While the technology's release is still years out, the tiny chip would amplify a 100 Gigahertz (GHz) electrical signal, said Kazuhiro Gomi president and CEO at NTT Research, Inc. in Silicon Valley. NTT said its development will speed up the Internet for consumers and accelerate communication for data centers in the future.

Gomi added that amplifying the electrical signal is a key step in communications as a weak signal is hard to read. But the bigger the frequency, the harder it is to amplify because it requires a faster response time. A 100 GHz signal can be amplified in the lab setting, he said.

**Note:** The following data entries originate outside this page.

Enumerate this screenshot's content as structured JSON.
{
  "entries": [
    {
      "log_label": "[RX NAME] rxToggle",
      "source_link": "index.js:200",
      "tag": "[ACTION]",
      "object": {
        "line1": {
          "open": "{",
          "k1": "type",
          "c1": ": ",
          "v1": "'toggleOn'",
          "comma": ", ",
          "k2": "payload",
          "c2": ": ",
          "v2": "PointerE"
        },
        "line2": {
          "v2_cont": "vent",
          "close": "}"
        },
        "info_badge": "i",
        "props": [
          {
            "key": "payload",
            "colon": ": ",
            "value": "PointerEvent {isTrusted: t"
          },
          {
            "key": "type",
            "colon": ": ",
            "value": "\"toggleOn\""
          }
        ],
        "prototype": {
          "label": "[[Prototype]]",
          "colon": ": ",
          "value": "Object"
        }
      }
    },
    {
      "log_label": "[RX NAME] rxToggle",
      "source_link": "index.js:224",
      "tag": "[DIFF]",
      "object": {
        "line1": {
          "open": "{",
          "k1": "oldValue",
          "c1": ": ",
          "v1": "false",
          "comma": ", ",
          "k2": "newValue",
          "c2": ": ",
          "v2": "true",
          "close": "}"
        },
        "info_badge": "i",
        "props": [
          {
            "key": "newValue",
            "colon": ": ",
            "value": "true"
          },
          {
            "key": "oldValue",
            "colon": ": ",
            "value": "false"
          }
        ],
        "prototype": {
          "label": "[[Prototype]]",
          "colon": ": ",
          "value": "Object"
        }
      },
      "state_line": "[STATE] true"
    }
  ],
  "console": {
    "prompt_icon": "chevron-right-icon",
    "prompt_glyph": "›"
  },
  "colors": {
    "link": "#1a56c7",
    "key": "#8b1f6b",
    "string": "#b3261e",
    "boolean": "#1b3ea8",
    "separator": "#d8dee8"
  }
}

"That lab level achievement was implemented into a package that got very small. You can put it on your on your fingertip, basically. That Is that the key achievement," said Gomi.

Shrinking the device size is key to building it into communication devices, he said.

Gomi said the chip uses a relatively new material called indium phosphide rather than silicon.

This chip would be a key component to reaching 2 terabit per second speed (Tbps), he said. Today fiber optic communications happen at about 100 Gigabits per second (Gbps)speed and the industry is already transitioning to 400 Gbps and aiming to get to 1.2 Tbps, he said.

A 2 Tbps communication future is still six to seven years out as communication equipment using the new chip would have to be designed by other companies, Gomi said.